Kosovo, Serbie accusé l'un contre l'autre pour enquête sur l'assassinat Ivanovic

Alors que Belgrade et Pristina échangent des accusations d'absence de progrès dans l'enquête sur l'assassinat d'Oliver Ivanovic, les alliés du politicien serbe du Kosovo tué disent qu'ils sont gardés dans l'obscurité des deux pays. L'avocat et les collègues du parti du regretté politicien Oliver Ivanovic disent qu'ils ne sont pas informés de l'avancement de l'enquête. [...]
L'avocat et ses collègues du parti du regretté politicien Oliver Ivanovic disent qu'ils ne sont pas informés de l'état d'avancement des enquêtes menées par les autorités kosovares ou la Serbie, tandis que Belgrade et Pristina continuent de s'accuser mutuellement d'entraver les progrès en la matière.
“Belgrade et Pristina se condamnent dans leurs déclarations, comme ils l'ont fait auparavant, ne donnant aucun nouveau détail,” a déclaré Ksenija Bozovic du parti Liberté, démocratie et justice et Ivanovic.
L'avocat d'Ivanovic, Nebojsa Vlajiq, a déclaré qu'il n'avait reçu aucune information des enquêteurs du Kosovo et qu'il n'avait aucun contact avec les autorités de Belgrade.
Il n'y a rien de nouveau.

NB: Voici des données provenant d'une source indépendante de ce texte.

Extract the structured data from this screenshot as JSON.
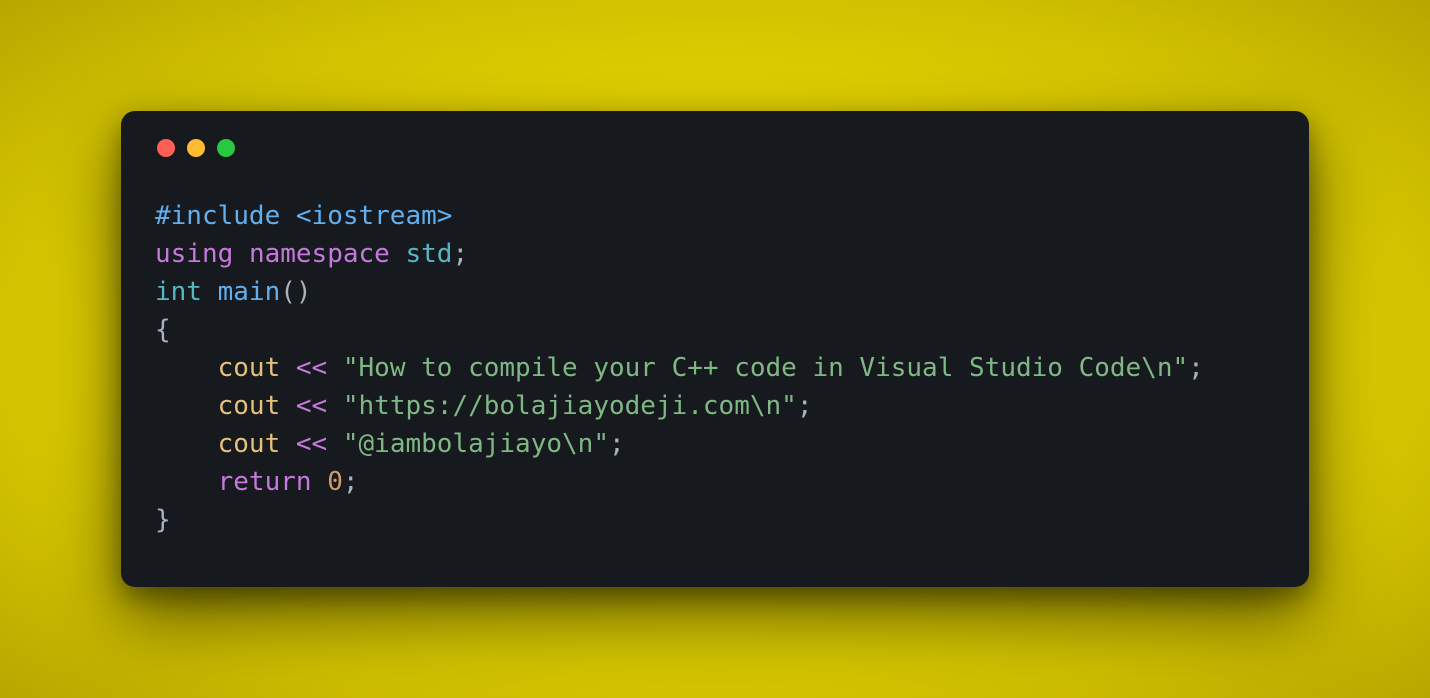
{
  "window": {
    "traffic_lights": {
      "red": "#ff5f57",
      "yellow": "#febc2e",
      "green": "#28c840"
    },
    "bg": "#16191d"
  },
  "code": {
    "l1_include": "#include ",
    "l1_header": "<iostream>",
    "l2_using": "using",
    "l2_namespace": "namespace",
    "l2_std": "std",
    "l2_semi": ";",
    "l3_int": "int",
    "l3_main": "main",
    "l3_parens": "()",
    "l4_open": "{",
    "l5_indent": "    ",
    "l5_cout": "cout",
    "l5_op": "<<",
    "l5_str": "\"How to compile your C++ code in Visual Studio Code\\n\"",
    "l5_semi": ";",
    "l6_indent": "    ",
    "l6_cout": "cout",
    "l6_op": "<<",
    "l6_str": "\"https://bolajiayodeji.com\\n\"",
    "l6_semi": ";",
    "l7_indent": "    ",
    "l7_cout": "cout",
    "l7_op": "<<",
    "l7_str": "\"@iambolajiayo\\n\"",
    "l7_semi": ";",
    "l8_indent": "    ",
    "l8_return": "return",
    "l8_zero": "0",
    "l8_semi": ";",
    "l9_close": "}"
  }
}
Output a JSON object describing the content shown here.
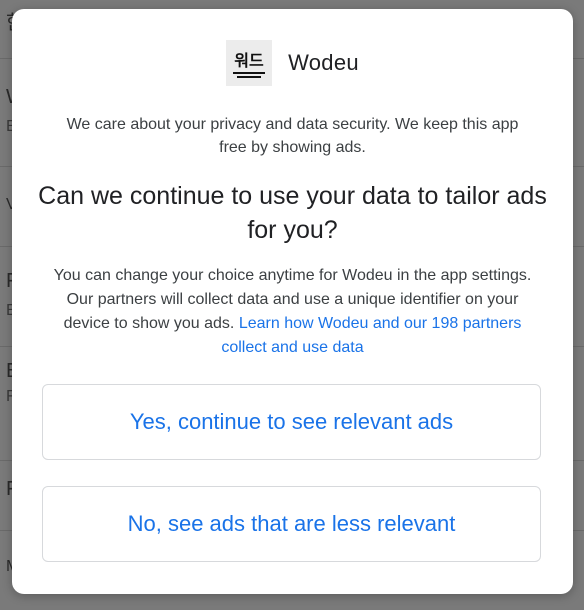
{
  "background": {
    "rows": [
      {
        "title": "한",
        "subtitle": ""
      },
      {
        "title": "W",
        "subtitle": "E"
      },
      {
        "title": "V",
        "subtitle": ""
      },
      {
        "title": "F",
        "subtitle": "E"
      },
      {
        "title": "E",
        "subtitle": "F"
      },
      {
        "title": "F",
        "subtitle": ""
      },
      {
        "title": "M",
        "subtitle": ""
      }
    ]
  },
  "dialog": {
    "brand": {
      "logo_text": "워드",
      "name": "Wodeu"
    },
    "intro": "We care about your privacy and data security. We keep this app free by showing ads.",
    "question": "Can we continue to use your data to tailor ads for you?",
    "details_text": "You can change your choice anytime for Wodeu in the app settings. Our partners will collect data and use a unique identifier on your device to show you ads.",
    "details_link": "Learn how Wodeu and our 198 partners collect and use data",
    "buttons": {
      "yes": "Yes, continue to see relevant ads",
      "no": "No, see ads that are less relevant"
    }
  },
  "colors": {
    "accent": "#1a73e8",
    "scrim": "#7a7a7a"
  }
}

Ils ne veulent pas en parler et il n'y a personne à qui parler à l'accusation du Kosovo, ” Vlajq a dit à BIRN.
Oliver Ivanov a été tué il y a plus de quatre mois, le 16 janvier, devant les bureaux de son parti dans la ville nord de Mitrovica au Kosovo.

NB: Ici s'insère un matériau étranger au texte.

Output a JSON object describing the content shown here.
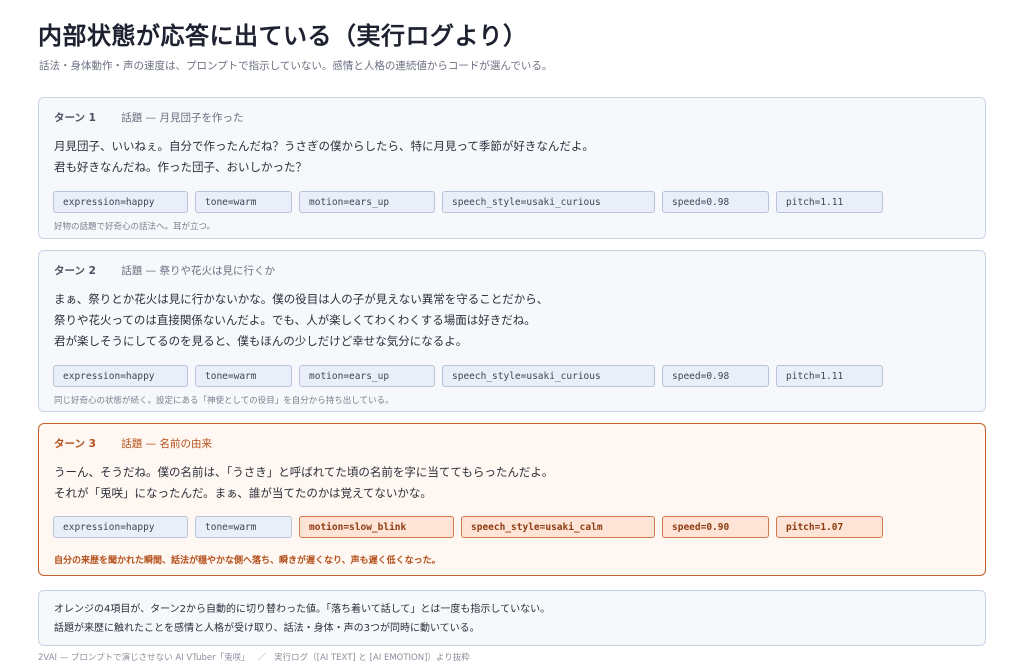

Bien qu'il ait officiellement accepté d'échanger des informations sur la question, la coopération promise entre les procureurs serbes et kosovars ne s'est jamais concrétisée.
Le Procureur spécial du Kosovo a déclaré à BIRN que le Procureur constitutionnel de Mitrovica avait soumis quatre exigences en matière de coopération en Serbie, exigeant des données telles que des appels par câble, des appels d'entrée et de sortie du téléphone d'Ivanovic et d'autres données similaires.
Mais jusqu'à présent nous n'avons pas eu de réponses positives dans cette direction. Nous nous félicitons de toute coopération et de toute assistance visant à faire la lumière sur cette affaire qui émanerait des organes compétents de la Serbie, ”, a déclaré le Bureau du Procureur du Kosovo dans une réponse écrite.
Le procureur serbe compétent n'a pas répondu aux questions de BIRN avant le communiqué de presse.
L'absence de progrès apparents dans l'enquête a suscité un échange d'accusations entre les gouvernements de Serbie et du Kosovo, dont l'indépendance n'est pas reconnue par Belgrade.
Le vice-premier ministre du Kosovo, Enver Hoxhaj, a accusé la Serbie de vouloir “cacher la vérité” et “préventer la justice”.
L'assassination d'Ivanovic a des racines dans les politiques destructrices serbes et les réponses se cachent à Belgrade,” Hoxhaj a écrit sur Twitter.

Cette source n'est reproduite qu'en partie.